- 1/2 pound feta cheese, sliced 3/4 inch thick
- 1/4 cup extra-virgin olive oil
- 2 teaspoons oregano leaves
- 1/4 to 1/2 teaspoon crushed red pepper
- 1/4 teaspoon finely grated lemon zest
- 2 garlic cloves, thinly sliced
- 2 pounds cooking greens, such as kale, Swiss chard or beet greens, stemmed and coarsely chopped
- Salt and freshly ground pepper
- Assorted olives and crusty bread, for serving
- Preheat the oven to 375°. Cut the feta into large triangles and arrange them in a single layer in a baking dish. In a small bowl, combine 2 tablespoons of the olive oil with the oregano, crushed red pepper, lemon zest and half of the garlic slices. Spread the marinade all over the feta cheese and let stand for at least 5 minutes or up to an hour.

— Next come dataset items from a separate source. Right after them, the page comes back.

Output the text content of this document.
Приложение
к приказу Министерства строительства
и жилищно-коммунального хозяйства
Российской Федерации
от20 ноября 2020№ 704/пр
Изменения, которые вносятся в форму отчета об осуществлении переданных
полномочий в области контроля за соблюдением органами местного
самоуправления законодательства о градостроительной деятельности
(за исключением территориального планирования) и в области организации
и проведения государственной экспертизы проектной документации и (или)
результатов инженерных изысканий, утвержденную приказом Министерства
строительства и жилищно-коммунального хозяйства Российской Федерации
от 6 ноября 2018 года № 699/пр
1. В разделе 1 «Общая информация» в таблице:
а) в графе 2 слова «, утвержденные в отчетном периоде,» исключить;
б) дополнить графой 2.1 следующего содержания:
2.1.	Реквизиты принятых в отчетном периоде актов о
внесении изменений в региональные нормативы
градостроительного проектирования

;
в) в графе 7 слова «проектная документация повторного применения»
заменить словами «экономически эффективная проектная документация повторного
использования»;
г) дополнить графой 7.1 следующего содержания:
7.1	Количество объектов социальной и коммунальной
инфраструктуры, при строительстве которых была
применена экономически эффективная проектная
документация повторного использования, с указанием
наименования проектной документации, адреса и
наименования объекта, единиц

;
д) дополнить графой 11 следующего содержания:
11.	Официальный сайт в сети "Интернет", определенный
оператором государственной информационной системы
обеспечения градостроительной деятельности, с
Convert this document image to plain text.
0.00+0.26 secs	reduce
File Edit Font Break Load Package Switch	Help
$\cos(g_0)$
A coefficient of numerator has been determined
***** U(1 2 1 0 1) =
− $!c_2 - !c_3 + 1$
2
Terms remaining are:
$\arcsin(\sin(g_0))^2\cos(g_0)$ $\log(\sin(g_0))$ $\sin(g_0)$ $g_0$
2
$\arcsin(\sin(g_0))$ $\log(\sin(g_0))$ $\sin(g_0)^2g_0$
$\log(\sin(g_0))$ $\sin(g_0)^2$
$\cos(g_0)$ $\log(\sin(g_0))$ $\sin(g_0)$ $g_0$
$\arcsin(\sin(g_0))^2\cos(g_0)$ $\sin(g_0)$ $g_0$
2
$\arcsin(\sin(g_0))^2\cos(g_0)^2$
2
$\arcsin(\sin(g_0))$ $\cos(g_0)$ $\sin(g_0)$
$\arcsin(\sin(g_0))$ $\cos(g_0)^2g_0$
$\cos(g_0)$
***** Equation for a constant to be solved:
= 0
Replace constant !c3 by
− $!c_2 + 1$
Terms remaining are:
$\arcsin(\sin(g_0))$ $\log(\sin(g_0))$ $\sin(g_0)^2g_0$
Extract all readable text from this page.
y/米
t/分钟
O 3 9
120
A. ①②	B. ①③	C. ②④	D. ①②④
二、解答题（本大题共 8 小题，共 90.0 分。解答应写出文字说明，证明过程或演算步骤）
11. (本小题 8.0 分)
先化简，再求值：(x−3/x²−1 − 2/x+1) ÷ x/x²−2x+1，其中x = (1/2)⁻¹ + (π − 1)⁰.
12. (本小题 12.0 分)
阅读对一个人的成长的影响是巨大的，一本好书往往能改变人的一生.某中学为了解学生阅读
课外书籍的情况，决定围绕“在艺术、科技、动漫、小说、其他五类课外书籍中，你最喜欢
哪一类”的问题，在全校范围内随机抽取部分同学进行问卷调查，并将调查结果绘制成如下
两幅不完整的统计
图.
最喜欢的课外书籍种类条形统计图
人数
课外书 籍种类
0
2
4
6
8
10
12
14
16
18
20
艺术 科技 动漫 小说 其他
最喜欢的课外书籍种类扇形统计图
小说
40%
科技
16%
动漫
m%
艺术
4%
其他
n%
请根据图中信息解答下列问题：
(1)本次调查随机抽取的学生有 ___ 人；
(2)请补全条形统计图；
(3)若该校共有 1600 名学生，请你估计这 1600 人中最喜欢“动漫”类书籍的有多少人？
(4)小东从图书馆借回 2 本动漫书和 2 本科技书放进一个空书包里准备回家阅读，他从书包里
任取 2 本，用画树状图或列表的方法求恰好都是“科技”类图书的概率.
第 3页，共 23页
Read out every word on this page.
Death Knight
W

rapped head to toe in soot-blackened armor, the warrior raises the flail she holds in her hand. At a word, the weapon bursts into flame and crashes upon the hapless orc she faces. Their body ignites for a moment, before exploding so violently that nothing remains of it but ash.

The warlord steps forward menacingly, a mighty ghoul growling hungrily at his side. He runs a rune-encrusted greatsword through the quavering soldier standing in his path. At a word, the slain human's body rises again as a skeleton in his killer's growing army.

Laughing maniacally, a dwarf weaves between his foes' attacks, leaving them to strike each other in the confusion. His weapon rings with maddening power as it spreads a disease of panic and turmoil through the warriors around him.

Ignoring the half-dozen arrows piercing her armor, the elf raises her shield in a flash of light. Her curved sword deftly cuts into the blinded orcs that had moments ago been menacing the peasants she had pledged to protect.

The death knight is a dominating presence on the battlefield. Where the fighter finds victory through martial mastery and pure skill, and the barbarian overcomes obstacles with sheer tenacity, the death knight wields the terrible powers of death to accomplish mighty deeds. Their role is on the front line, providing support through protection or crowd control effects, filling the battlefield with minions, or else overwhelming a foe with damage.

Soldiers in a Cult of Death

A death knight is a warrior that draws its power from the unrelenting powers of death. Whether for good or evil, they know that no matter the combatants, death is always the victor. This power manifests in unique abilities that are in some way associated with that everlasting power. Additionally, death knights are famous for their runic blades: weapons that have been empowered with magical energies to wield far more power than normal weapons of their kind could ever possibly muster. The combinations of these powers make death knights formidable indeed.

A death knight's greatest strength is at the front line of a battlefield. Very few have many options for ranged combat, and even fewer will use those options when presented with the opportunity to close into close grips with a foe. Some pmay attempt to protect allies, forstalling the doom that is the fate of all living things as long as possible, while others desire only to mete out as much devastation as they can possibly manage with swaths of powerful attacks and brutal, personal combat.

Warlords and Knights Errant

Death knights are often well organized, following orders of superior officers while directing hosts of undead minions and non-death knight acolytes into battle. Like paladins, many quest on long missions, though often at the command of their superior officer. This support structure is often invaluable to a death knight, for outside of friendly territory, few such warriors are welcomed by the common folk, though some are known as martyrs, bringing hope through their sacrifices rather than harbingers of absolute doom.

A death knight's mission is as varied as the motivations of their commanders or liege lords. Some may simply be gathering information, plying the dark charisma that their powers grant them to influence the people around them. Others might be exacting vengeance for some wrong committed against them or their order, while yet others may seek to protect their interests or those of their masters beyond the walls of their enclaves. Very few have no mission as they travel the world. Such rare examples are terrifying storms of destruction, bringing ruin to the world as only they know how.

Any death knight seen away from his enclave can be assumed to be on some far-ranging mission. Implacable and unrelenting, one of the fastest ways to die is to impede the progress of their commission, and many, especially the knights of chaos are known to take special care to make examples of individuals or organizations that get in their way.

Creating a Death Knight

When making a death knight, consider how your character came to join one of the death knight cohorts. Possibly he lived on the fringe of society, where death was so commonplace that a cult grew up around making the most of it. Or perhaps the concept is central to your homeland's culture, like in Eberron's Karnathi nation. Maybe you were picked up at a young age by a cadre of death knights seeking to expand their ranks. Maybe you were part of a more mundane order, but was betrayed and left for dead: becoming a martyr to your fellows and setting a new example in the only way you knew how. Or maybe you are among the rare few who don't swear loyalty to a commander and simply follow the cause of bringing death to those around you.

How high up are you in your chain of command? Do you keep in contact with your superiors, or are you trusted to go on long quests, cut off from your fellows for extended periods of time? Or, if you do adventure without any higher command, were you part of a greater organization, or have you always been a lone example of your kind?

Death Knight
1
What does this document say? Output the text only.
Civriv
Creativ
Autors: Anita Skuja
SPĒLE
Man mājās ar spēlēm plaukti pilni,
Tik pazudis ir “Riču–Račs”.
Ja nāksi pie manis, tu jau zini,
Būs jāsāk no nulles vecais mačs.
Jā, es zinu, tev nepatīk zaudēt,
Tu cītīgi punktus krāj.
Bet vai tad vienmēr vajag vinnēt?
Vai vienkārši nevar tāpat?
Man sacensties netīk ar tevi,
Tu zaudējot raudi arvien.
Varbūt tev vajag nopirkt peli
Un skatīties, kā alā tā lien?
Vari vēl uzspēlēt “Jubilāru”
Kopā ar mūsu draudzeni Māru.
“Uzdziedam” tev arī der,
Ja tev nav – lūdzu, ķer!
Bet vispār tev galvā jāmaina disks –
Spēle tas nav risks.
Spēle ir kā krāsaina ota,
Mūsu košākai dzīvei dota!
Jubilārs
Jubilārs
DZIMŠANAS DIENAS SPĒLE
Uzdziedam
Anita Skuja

- In a large, deep skillet, heat the remaining 2 tablespoons of olive oil until shimmering. Add the remaining garlic and cook over moderate heat, stirring, until pale golden, 1 to 2 minutes. Add the greens, a handful at a time, and cook, stirring, until tender, about 4 minutes. Pour off any liquid, season with salt and pepper and keep warm.
- Bake the feta for about 5 minutes, or until heated through. Spoon the greens onto 4 plates and add the feta, olives and bread. Drizzle any feta juices over the bread and serve immediately.
Tart, herbal Sauvignon Blanc is almost a mandatory match here. Consider one from California.